Seramikte ana hammadde olarak ‘kil’ kullanılır. Kil, doğada bulunan inorganik maddelerin belirli oranlarda karıştırılmasıyla elde edilir. Bu karışım çamur haline getirilir, preslenir ve sanatçının elinde şekillendirilir. Şekillendirilen obje, seramik fırınında 900-1100 derece sıcaklıkta pişirilir. Bu ilk pişirme işlemine “bisküvi pişirimi” denir. Seramik ve çömlek arasındaki farka da değinmek gerekir.

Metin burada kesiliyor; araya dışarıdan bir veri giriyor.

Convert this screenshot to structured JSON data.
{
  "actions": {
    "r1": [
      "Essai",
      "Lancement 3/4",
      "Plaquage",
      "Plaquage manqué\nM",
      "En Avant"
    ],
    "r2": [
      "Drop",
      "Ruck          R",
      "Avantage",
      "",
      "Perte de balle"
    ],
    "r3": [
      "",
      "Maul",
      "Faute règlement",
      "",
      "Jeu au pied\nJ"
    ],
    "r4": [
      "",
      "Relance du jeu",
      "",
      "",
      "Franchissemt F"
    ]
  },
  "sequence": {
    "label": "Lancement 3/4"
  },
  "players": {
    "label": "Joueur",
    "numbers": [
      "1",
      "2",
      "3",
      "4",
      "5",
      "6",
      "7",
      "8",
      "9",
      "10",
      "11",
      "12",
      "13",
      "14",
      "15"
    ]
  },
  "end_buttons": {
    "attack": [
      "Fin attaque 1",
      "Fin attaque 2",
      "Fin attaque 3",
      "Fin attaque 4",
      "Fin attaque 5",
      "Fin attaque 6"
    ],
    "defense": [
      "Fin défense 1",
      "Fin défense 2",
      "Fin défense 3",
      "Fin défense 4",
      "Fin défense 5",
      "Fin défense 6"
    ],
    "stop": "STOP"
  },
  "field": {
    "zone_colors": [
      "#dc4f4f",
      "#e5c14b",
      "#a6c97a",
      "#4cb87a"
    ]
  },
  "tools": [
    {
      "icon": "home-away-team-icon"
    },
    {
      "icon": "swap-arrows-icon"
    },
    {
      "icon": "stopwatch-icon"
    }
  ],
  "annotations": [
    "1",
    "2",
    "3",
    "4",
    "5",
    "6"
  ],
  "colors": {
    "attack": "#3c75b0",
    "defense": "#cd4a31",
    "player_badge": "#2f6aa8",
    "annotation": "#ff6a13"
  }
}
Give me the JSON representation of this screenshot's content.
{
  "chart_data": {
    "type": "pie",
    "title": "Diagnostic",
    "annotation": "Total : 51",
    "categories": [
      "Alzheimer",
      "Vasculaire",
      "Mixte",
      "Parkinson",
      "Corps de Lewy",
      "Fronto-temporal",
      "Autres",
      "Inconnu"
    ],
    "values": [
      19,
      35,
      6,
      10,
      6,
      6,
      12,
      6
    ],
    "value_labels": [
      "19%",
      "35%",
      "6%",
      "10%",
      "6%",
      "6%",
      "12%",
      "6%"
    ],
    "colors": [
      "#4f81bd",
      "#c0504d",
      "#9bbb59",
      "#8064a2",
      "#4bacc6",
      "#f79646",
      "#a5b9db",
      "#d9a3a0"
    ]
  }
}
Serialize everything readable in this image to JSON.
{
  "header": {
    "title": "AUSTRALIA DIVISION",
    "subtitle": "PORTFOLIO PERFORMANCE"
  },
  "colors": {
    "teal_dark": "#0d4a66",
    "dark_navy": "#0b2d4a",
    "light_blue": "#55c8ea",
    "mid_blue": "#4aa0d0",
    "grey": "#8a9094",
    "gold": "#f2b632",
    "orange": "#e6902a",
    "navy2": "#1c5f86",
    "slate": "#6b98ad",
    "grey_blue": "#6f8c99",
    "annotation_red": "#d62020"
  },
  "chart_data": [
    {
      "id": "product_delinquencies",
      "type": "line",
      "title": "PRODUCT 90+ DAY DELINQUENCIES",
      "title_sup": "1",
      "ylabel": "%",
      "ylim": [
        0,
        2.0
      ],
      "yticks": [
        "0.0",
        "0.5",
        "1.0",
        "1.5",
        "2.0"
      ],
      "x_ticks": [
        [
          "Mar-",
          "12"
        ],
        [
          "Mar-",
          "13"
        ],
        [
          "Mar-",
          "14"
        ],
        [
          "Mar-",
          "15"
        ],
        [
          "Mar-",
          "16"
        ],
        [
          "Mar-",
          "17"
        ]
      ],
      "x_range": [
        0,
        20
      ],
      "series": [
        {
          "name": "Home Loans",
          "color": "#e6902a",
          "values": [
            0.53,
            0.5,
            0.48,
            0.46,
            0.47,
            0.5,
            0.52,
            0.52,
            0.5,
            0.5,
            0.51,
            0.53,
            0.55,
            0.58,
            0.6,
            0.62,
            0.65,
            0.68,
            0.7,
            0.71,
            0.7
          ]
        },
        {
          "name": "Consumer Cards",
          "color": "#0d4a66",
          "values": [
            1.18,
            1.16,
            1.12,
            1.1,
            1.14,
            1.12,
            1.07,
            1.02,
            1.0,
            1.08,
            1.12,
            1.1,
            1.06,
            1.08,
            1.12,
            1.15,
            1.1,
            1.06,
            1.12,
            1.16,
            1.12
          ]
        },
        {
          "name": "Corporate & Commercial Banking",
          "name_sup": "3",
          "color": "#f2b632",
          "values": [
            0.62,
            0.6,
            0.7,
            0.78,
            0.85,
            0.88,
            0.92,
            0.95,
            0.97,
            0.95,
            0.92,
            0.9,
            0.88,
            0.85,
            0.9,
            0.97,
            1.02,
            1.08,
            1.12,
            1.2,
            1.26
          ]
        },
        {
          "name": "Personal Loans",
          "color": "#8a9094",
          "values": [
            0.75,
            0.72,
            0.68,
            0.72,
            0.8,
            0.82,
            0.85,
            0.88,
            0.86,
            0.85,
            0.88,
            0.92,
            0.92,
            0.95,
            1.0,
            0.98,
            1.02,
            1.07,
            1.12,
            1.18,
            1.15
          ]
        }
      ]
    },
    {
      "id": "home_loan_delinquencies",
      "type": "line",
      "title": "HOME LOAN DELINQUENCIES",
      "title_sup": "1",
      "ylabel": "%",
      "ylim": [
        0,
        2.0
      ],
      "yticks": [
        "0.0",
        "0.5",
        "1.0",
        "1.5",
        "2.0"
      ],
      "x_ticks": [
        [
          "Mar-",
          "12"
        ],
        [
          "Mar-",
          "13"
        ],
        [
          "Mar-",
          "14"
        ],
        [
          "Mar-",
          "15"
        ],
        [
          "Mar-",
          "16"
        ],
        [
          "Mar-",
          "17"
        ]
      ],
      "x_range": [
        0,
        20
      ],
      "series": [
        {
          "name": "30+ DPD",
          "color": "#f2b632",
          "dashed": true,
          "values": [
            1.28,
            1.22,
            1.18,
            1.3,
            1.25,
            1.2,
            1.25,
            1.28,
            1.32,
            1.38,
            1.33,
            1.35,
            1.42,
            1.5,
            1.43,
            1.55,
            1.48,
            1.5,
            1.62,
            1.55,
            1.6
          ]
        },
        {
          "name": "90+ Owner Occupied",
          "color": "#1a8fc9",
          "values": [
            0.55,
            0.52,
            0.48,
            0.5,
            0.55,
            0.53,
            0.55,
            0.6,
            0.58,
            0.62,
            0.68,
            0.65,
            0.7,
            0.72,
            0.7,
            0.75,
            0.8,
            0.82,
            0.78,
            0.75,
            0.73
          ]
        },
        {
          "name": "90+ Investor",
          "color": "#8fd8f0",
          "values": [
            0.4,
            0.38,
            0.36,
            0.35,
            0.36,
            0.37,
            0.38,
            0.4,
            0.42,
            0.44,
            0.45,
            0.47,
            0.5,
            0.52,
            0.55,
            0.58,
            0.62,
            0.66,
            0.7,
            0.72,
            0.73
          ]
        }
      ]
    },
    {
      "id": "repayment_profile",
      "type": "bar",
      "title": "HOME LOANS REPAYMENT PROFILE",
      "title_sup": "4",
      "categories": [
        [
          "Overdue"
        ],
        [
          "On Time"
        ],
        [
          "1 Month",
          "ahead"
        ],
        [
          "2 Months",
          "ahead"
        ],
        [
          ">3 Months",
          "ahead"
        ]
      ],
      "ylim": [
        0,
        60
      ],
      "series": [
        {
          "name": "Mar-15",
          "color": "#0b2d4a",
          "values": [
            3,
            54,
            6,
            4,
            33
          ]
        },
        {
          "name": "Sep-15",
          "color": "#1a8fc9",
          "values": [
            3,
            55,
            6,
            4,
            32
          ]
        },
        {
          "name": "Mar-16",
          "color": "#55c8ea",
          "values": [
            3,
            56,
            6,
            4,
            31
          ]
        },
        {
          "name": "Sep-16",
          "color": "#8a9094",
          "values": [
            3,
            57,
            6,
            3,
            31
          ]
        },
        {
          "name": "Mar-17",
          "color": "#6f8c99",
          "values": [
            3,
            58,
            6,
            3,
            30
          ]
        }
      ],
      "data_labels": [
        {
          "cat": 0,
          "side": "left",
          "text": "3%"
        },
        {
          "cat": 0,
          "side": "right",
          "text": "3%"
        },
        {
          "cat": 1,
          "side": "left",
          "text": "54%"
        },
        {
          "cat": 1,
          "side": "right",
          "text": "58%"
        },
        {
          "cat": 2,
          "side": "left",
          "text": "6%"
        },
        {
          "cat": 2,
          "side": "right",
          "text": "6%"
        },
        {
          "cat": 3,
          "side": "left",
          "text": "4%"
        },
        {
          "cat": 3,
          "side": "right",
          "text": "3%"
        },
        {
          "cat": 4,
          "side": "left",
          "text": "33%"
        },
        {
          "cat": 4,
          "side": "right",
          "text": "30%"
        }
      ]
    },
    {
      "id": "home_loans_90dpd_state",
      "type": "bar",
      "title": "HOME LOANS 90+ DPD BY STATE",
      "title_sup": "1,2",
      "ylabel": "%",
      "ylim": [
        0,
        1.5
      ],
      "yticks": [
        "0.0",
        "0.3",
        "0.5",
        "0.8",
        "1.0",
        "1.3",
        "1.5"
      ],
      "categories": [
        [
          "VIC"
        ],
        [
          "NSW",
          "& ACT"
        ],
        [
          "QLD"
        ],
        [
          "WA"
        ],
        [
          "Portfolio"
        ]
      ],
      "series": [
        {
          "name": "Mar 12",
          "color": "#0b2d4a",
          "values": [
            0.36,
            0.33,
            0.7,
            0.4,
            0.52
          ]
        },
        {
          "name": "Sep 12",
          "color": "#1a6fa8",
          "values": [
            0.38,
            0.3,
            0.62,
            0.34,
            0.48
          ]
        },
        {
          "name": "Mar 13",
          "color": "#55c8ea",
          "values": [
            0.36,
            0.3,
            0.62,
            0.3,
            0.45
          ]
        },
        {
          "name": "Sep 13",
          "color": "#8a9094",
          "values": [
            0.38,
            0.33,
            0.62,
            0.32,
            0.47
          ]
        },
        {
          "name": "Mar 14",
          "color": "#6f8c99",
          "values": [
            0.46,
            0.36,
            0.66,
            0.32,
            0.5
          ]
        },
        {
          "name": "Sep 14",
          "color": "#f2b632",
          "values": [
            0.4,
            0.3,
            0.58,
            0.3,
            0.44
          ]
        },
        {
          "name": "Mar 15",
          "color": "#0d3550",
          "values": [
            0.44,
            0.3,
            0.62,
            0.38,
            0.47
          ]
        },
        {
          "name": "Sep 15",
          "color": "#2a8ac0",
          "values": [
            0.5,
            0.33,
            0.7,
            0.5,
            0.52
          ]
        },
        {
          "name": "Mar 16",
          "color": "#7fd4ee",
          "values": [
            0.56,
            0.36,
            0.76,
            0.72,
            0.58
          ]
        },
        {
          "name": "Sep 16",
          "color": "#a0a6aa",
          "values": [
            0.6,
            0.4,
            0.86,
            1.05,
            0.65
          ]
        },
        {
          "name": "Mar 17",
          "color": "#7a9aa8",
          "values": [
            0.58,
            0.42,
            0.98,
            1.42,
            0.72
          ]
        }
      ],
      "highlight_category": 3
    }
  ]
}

Form verilerek yapılan tüm objelere seramik denir, ‘çömlek tornası’ üzerinde yapılan her türlü obje ise çömlek olarak adlandırılır.
Seramik ürünleri, bünye özelliklerine göre gözenekli (earthenware), pekişmiş (stoneware) ve porselen olarak sınıflandırılabilir. Seramik, görünüm itibarıyla porselene göre daha pürüzlü bir yapıya sahiptir. Porselen ise daha yüksek sıcaklıklarda pişirildiği için daha pürüzsüz ve ince yapılıdır.
Seramik kilinden elde şekillendirilen bir obje, seramik fırınında pişirildikten sonra -bu aşamaya “bisküvi” denir- sırlama aşamasına geçilir. Aşağıda, beyaz kilden yapılmış ve ilk pişirimi tamamlanmış orta büyüklükte bir kase örneği görebiliriz. Bu kase, fırına girmeden önce iki hafta boyunca raf üzerinde kuruması için bekletildi. Yeterince kurumadan fırınlanan objeler, fırın içerisinde çatlayabilir veya kırılabilir.
Elde seramik şekillendirme sırasında kullanılan çeşitli teknikler vardır. Bunlar arasında çimdikleme, kalıba sıvılama, plaka ve sucuk tekniği bulunur. Bu teknikler arasında, sucuk tekniği her boyutta ve her şekilde seramik yapımına uygundur. Yukarıda bahsettiğim kâseyi yaparken de sucuk tekniğini kullandım.
Sır, seramik yüzeyini kaplayarak onu dış etkenlerden koruyan bir katmandır. Seramik, fırında pişirildikten sonra zayıflar ve kırılgan hale gelir. Üzerine sır uygulandığında ürün geçirgen olmayan bir yapıya kavuşur. Sır, bisküvi pişirimi yapılmış seramiği gazlardan ve sıvılardan izole eder, aynı zamanda darbelere karşı dayanıklılığını artırır. Ayrıca sır, seramik ürünlerine renk ve doku ekleyerek estetik değerini de yükseltir.
Peki, sır nedir? Sır, öğütülmüş uygun bileşimli seramik hammaddeleri ve renkli pigmentlerden oluşan, pişirme sırasında seramik yüzeyinde cam benzeri bir doku oluşturan bir maddedir.
Sırlar, optik özelliklerine göre çeşitli türlere ayrılır:
– Saydam (şeffaf) sırlar: Seramik objenin rengini değiştirmeden onu su geçirmez hale getirir.
– Örtücü (opak) sırlar: Altındaki yüzeyi tamamen kapatır ve gizler.
– Kristal sırlar: Bu sırlarla sırlanan objeler fırından çıktığında yüzeyde gözle görülür kristal efektler ortaya çıkar. Ürün üzerinde yüzer gibi görünen bu kristaller, sonsuz renk ve desen çeşitliliği sunar.
Yukarıda bahsettiğim kasenin sırlanmasında kristal sır kullandım.
Bu yazımda, seramiğin büyülü dünyasına kısa bir yolculuk sundum. Seramik sanatı, toprak, su, hava ve ateşin birleşiminden doğan sihirli bir sanattır. Seramik yapmak, aynı zamanda bir meditasyon tekniği olarak da görülür; büyük şehirlerdeki yaşamın getirdiği monotonluk ve yorgunluğu, seramik yaparak gidermek mümkündür.